Na hem volgde de heer Huisman te Appingedam met een boekdeel van 337 bladzijden, waarin eenige Grondwaarheden van den Christelijken Godsdienst, in overeenstemming met Gods Woord, de belijdenisschriften, Calvijn en andere onzer Geref. vaderen, vergeleken werden met de beschouwingen van Dr. Kuyper.

Kort geleden werd nog weer door den heer J.H. Wessels te Utrecht de pen opgevat, om het bestaande verschil van opvatting omtrent de leer des verbonds te onderzoeken en aan Gods Woord te toetsen.

Tegelijkertijd werden in het tijdschrift van Prof. Lindeboom: Wat zegt de Schrift, door den heer J. te M. artikelen geplaatst, die uit de Gereformeerde theologie bewijzen trachtten te leveren voor de stelling, dat de roeping vóór de wedergeboorte gaat.

Op de Predikantenconferentie, die ten vorigen jare te 9 Zwolle gehouden werd, kwam ook de quaestie der onmiddellijke wedergeboorte ter sprake en gaf daar aanleiding tot een levendig debat.

Zelfs kan men zeggen, dat ook aan den broederlijken redetwist over Maccovius en zijne theologie dit verschil van opvatting aangaande de orde der heilsweldaden ten grondslag ligt. In den Hoogleeraar van Franeker wordt ook wel de dorre scholastische methode, maar veel meer nog — want tegen eene echt-wetenschappelijke behandeling in de dogmatiek heeft niemand bezwaar — de zakelijke voorstelling der waarheid bestreden, zooals die door Maccovius in zijn onderwijs werd voorgedragen. Het zijn vooral het supralapsarisme, de eeuwige rechtvaardigmaking, de onmiddelijke wedergeboorte enz., die bezwaar ontmoeten, en die, naar het schijnt, eenerzijds met het schil van Maccovius worden gedekt en daarom andererzijds juist in dien naam worden tegengestaan en verworpen.

Nog sterker schijnen al deze vraagpunten betreffende heilsorde hier en daar in de kerken besproken te worden en tot verschil van gevoelen aanleiding te geven. Wanneer men althans in de gemeenten komt, of ook van sommige leden brieven ontvangt, waarin aan oprecht gemoedsbezwaar en ernstige bezorgdheid lucht wordt gegeven, dan kan men zich niet ontveinzen, dat er in al deze leergeschillen nog volstrekt geene overeenstemming is verkregen.

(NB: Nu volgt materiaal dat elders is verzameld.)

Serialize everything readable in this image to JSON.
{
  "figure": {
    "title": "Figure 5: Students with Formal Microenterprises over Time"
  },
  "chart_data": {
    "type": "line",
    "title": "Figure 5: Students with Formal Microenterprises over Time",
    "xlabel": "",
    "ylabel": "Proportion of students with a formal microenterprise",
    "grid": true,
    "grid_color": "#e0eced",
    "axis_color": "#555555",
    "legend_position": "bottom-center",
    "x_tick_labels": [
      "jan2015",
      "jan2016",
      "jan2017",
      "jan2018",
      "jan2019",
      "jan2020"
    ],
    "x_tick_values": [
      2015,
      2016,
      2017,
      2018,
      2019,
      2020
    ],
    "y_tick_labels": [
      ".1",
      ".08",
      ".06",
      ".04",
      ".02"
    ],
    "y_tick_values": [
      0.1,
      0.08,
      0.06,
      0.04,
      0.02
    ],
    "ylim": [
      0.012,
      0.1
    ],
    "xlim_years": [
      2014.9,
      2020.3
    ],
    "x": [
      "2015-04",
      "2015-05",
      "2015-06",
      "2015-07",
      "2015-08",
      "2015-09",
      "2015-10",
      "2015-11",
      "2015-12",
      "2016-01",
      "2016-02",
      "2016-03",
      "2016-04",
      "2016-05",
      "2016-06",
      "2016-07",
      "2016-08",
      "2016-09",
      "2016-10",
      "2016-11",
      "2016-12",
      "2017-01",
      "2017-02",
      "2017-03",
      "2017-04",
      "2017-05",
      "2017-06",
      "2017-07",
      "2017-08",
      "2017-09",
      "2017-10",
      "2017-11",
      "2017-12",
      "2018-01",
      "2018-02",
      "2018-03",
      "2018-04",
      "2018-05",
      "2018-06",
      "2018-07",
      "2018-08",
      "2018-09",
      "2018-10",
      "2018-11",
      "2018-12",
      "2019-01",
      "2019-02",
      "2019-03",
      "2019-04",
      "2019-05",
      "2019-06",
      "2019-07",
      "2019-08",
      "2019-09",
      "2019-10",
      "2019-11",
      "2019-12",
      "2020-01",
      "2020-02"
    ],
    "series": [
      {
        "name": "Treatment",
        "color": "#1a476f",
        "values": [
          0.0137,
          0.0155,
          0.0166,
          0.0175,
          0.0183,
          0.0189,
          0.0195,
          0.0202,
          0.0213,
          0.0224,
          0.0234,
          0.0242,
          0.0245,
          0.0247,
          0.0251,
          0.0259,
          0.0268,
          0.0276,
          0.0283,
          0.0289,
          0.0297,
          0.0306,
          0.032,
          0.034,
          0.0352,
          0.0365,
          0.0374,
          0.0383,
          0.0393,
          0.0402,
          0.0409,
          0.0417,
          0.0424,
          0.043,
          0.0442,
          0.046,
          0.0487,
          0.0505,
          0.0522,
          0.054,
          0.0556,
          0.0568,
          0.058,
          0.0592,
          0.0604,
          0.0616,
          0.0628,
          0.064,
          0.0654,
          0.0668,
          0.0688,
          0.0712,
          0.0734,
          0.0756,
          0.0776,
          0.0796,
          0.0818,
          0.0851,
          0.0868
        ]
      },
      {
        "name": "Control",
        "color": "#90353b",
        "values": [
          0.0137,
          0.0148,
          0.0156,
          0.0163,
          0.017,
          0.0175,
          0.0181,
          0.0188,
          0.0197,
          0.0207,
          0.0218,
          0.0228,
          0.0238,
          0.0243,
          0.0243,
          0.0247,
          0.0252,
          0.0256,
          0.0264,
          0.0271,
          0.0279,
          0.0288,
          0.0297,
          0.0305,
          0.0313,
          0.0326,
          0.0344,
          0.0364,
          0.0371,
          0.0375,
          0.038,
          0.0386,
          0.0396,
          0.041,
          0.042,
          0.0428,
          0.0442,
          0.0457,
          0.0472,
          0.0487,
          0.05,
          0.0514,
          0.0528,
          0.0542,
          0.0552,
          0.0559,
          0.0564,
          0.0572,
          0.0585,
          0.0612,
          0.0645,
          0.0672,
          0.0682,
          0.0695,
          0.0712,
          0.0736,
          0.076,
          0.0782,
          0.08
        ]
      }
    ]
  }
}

Aan de eene zijde betwijfelt men, of er wel door iemand in onze kerken geleerd wordt, dat de wedergeboorte bij de uitverkoren kinderkens in den regel plaats heeft vóor den doop, en is men van meening, dat het vast staat, dat zulks op grond der H. Schrift niet met zekerheid beweerd kan worden.

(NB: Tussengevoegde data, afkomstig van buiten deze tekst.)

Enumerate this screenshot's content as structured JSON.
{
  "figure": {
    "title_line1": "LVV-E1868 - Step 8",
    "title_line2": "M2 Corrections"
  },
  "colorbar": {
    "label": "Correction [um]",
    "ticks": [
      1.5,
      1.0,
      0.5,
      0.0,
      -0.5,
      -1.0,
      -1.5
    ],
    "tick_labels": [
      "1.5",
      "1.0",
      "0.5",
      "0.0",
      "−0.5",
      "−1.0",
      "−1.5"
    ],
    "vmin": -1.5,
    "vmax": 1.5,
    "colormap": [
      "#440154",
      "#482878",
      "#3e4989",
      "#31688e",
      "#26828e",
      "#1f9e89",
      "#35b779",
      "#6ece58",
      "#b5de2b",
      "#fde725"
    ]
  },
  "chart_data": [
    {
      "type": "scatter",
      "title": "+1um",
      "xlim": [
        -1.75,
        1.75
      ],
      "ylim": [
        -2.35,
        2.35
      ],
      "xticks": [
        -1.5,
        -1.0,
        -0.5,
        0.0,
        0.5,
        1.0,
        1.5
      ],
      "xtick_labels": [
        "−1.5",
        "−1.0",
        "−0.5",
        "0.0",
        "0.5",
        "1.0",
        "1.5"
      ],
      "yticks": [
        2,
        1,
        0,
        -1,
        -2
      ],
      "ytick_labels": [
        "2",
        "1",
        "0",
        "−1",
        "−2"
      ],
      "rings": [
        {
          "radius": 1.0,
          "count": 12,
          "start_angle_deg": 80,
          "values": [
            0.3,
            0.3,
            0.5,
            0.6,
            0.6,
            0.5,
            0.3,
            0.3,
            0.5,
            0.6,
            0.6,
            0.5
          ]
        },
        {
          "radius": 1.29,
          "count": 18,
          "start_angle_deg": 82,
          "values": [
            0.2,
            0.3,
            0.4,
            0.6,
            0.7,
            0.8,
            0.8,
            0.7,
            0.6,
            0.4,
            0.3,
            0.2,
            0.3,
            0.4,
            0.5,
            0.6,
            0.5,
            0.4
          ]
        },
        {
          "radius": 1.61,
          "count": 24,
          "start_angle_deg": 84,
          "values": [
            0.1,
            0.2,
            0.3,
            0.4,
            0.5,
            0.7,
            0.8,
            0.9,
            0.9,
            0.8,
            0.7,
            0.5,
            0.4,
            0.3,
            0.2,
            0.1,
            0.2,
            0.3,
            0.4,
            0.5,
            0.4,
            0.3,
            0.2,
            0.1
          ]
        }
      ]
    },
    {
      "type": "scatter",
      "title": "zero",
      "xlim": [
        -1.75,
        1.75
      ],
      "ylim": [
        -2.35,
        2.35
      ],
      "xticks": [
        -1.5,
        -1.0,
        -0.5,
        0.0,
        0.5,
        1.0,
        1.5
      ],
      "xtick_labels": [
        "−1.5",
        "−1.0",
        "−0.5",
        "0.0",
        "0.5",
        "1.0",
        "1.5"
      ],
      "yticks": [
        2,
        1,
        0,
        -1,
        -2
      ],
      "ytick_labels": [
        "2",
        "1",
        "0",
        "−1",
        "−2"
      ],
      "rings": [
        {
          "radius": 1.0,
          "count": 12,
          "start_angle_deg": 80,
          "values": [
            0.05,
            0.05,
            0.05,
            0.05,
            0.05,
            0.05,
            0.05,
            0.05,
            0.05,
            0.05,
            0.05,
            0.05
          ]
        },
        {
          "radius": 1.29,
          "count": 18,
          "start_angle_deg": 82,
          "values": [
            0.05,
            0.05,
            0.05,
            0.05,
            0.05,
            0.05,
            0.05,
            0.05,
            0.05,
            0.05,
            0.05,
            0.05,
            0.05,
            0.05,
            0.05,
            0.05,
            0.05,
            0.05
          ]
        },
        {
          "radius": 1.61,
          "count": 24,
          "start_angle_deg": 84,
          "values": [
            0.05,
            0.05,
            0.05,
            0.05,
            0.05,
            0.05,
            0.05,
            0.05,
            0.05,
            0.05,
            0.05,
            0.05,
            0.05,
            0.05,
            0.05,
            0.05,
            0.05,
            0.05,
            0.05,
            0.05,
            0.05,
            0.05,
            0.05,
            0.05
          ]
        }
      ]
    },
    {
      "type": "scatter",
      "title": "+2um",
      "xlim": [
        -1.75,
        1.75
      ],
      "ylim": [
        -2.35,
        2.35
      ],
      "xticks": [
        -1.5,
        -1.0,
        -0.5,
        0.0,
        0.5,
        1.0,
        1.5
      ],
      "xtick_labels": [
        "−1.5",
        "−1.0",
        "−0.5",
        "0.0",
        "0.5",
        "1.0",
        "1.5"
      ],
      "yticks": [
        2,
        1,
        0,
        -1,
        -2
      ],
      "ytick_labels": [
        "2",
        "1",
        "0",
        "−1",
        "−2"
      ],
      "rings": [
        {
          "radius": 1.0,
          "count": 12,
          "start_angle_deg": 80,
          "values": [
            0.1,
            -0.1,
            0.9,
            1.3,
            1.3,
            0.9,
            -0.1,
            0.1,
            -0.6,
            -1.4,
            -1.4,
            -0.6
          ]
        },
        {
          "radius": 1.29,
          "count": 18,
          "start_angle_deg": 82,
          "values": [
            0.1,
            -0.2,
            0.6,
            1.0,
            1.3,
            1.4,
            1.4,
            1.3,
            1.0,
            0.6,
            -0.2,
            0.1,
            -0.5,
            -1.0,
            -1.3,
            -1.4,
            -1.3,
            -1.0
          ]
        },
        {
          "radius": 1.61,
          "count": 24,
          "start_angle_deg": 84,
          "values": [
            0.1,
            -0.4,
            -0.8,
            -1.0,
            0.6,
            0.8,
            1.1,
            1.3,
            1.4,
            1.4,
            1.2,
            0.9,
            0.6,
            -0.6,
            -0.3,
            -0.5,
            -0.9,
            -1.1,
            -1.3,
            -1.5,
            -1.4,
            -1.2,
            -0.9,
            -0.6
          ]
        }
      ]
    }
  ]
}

En aan den anderen kant komen er vele klachten in, dat 10 het bij de tegenwoordige bediening des Woords haast schijnt, alsof er geen onwedergeborenen in de kerk meer zijn en alsof iemand toch nog voor wedergeboren moet gehouden worden, al leeft hij jaren lang in onbekeerden toestand voort.

Vooral de bezwaren, van deze laatstgenoemde zijde ingebracht, nemen, naar het schijnt, in gewicht en aantal toe. Er wordt niet onderscheidenlijk meer gepredikt — zoo luidt tegenwoordig veler klacht; er wordt den goddelooze niet meer aangezegd, dat het hem kwalijk zal gaan. Er wordt niet meer met aandrang verkondigd, dat, wie niet wedergeboren is uit water en Geest, het koninkrijk Gods niet zal zien. Er wordt in de prediking niet meer met ernst op het harte gebonden, dat het niets baten zal, of wij den naam hebben, dat wij leven, indien wij nog dood zijn in zonden en misdaden. De leer, dat de doop de wedergeboorte onderstelt en dat allen, die gedoopt zijn, voor wedergeborenen zijn te houden, berooft, volgens veler overtuiging, de bediening des Woords van haar wezen en kracht. De vreeze maakt zich van hen meester, dat velen ten gevolge van deze leer hun huis op een zandgrond bouwen en zich bedriegen voor de eeuwigheid.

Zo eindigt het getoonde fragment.